AS YOU PREPARE FOR YOUR RETIREMENT…
Please contact the Administrative Office at (855) 215-2039 or
see the reverse side of this notice for important steps to follow when you are ready to retire.
The Retiree Health Plan includes:
❖ Medical Benefits ❖ Prescription Drugs
❖ Dental Benefits ❖ Vision Benefits
Please note:
Enrollment is not Automatic!
If you do not apply in a timely manner, you will forfeit participation.
To be eligible you:
✓ MUST APPLY WITHIN 60 DAYS of your Retirement Effective Date or your
Notice of Award (whichever is earlier) and you
✓ MUST Enroll in Medicare Part A and Part B. This applies to individuals
aged 65 or older as well to those eligible for Medicare due to a disability, and you
✓ MUST also meet certain Eligibility Rules
Teamsters Western Region & New Jersey Health Care Fund
Retiree Health benefits
Starting January 1, 2025, if you are eligible for Medicare, this Retiree Health Care Plan will not
be available until you are enrolled in Medicare Parts A and B.
Important: There cannot be a lapse in coverage between the Active and Retiree Health Plans unless
you’ve requested a One-Time Deferral. Your written Deferral request must include proof of other health
coverage and the effective date of such coverage. When you are ready to participate (or re-participate),
you must provide proof of other health coverage for the entire deferral period.
Please note that COBRA continuation of benefits can be used to prevent a lapse in coverage but cannot
be used to meet service requirements. This is important if your active plan benefits end due to an
extended Disability.
A) Verify that your dependents will continue to be eligible:
a. Newly acquired Spouses cannot be added after your initial enrollment or deferral.
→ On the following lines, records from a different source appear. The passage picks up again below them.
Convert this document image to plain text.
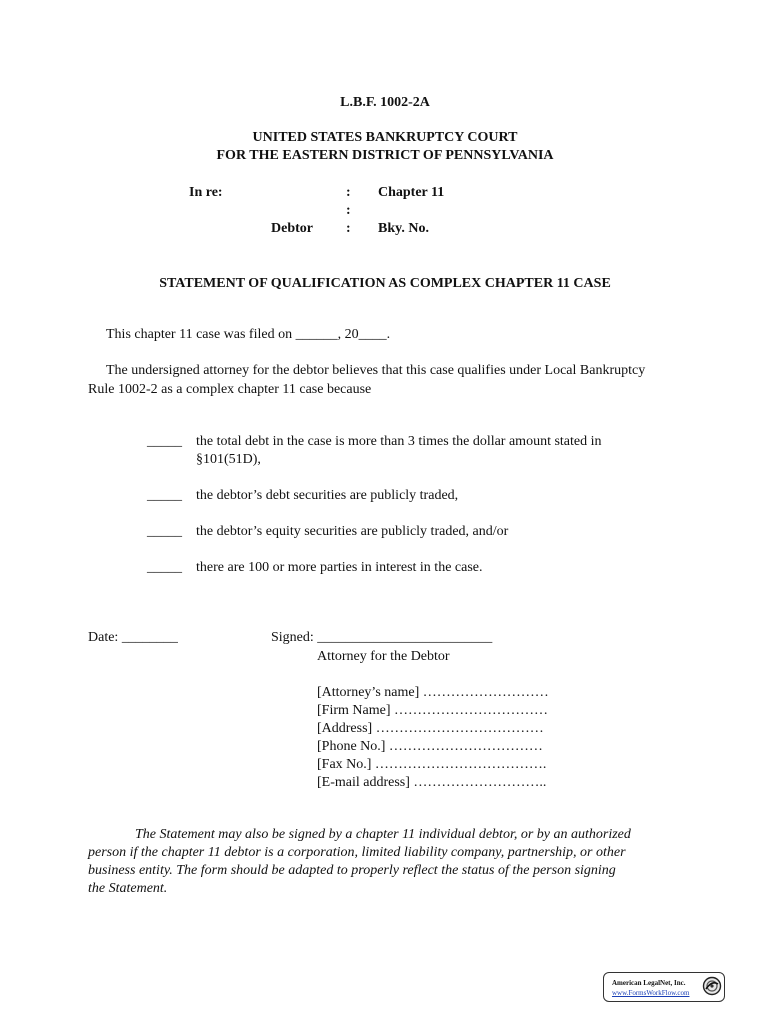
L.B.F. 1002-2A
UNITED STATES BANKRUPTCY COURT
FOR THE EASTERN DISTRICT OF PENNSYLVANIA
In re:	: Chapter 11
:
Debtor : Bky. No.
STATEMENT OF QUALIFICATION AS COMPLEX CHAPTER 11 CASE
This chapter 11 case was filed on ______, 20____.
The undersigned attorney for the debtor believes that this case qualifies under Local Bankruptcy
Rule 1002-2 as a complex chapter 11 case because
_____ the total debt in the case is more than 3 times the dollar amount stated in
§101(51D),
_____ the debtor’s debt securities are publicly traded,
_____ the debtor’s equity securities are publicly traded, and/or
_____ there are 100 or more parties in interest in the case.
Date: ________	Signed: _________________________
Attorney for the Debtor
[Attorney’s name] ………………………
[Firm Name] ……………………………
[Address] ………………………………
[Phone No.] ……………………………
[Fax No.] ……………………………….
[E-mail address] ………………………..
The Statement may also be signed by a chapter 11 individual debtor, or by an authorized
person if the chapter 11 debtor is a corporation, limited liability company, partnership, or other
business entity. The form should be adapted to properly reflect the status of the person signing
the Statement.
American LegalNet, Inc.
www.FormsWorkFlow.com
b. Coverage for Dependent children terminates at age 19 or up to age 25, if they are a Full
Time Student attending college or an accredited school. Full-Time Student Status must
be verified each semester to continue coverage.
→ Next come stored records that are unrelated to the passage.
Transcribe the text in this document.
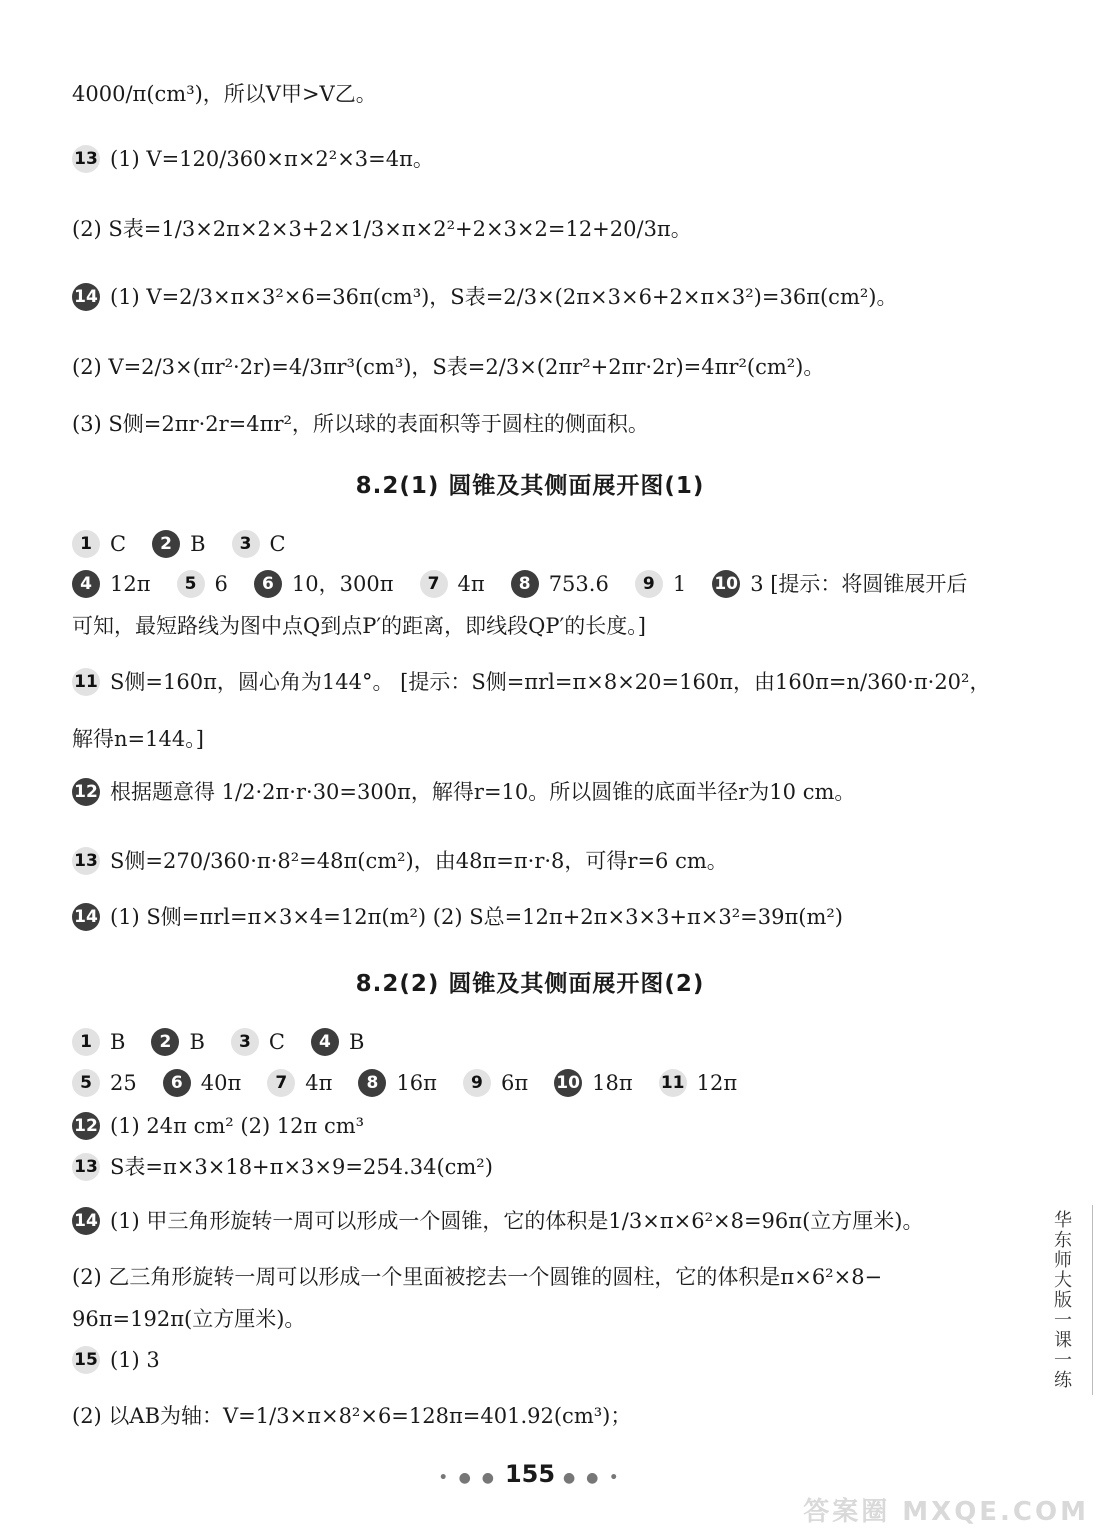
4000/π(cm³)，所以V甲>V乙。
13 (1) V=120/360×π×2²×3=4π。
(2) S表=1/3×2π×2×3+2×1/3×π×2²+2×3×2=12+20/3π。
14 (1) V=2/3×π×3²×6=36π(cm³)，S表=2/3×(2π×3×6+2×π×3²)=36π(cm²)。
(2) V=2/3×(πr²·2r)=4/3πr³(cm³)，S表=2/3×(2πr²+2πr·2r)=4πr²(cm²)。
(3) S侧=2πr·2r=4πr²，所以球的表面积等于圆柱的侧面积。
8.2(1) 圆锥及其侧面展开图(1)
1 C	2 B	3 C
4 12π	5 6	6 10，300π	7 4π	8 753.6	9 1 10 3 [提示：将圆锥展开后
可知，最短路线为图中点Q到点P′的距离，即线段QP′的长度。]
11 S侧=160π，圆心角为144°。 [提示：S侧=πrl=π×8×20=160π，由160π=n/360·π·20²，
解得n=144。]
12 根据题意得 1/2·2π·r·30=300π，解得r=10。所以圆锥的底面半径r为10 cm。
13 S侧=270/360·π·8²=48π(cm²)，由48π=π·r·8，可得r=6 cm。
14 (1) S侧=πrl=π×3×4=12π(m²) (2) S总=12π+2π×3×3+π×3²=39π(m²)
8.2(2) 圆锥及其侧面展开图(2)
1 B	2 B	3 C	4 B
5 25	6 40π	7 4π	8 16π	9 6π 10 18π 11 12π
12 (1) 24π cm² (2) 12π cm³
13 S表=π×3×18+π×3×9=254.34(cm²)
14 (1) 甲三角形旋转一周可以形成一个圆锥，它的体积是1/3×π×6²×8=96π(立方厘米)。
(2) 乙三角形旋转一周可以形成一个里面被挖去一个圆锥的圆柱，它的体积是π×6²×8−
96π=192π(立方厘米)。
15 (1) 3
(2) 以AB为轴：V=1/3×π×8²×6=128π=401.92(cm³)；
华东师大版一课一练
• ● ● 155 ● ● •
答案圈 MXQE.COM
B) Go to www.wr177healthcare.com to review the Summary Plan Description for the Retiree
Health Plan to familiarize you and your covered dependents with the Retiree Health Plan benefit
schedule.
C) If you or your dependent(s) are eligible for Medicare when you apply for the Retiree Health Plan
You MUST BE ENROLLED in MEDICARE PART A and PART B, even if you or your
dependents are eligible for Medicare Eligible due to a disability.
If Medicare-eligible, you MUST ENROLL in MEDICARE PART A and PART B, when you are
first offered that opportunity and especially once you retire. If not enrolled in Medicare Part A
and Part B when first eligible, a Lifetime Part B Late Enrollment Penalty may be applied by
Medicare.
Once enrolled in the Retiree Health Plan and you later become eligible for Medicare, you must
provide proof of Medicare Enrollment in both Medicare Part A and Part B. If not provided,
coverage will be suspended starting the first month after you become Medicare-Eligible.
D) Go to www.wr177healthcare.com to review the Retiree Self-Pay Rates for the cost of coverage
for you and your eligible dependents.
Note: Monthly Self-Pay rates must be received no later than the 15th day of the month prior to
the coverage month and the plan will accept (EFT/Direct Payment) from your bank account.
For additional Retiree Health Plan information
Please contact the Administrative Office at (855) 215-2039.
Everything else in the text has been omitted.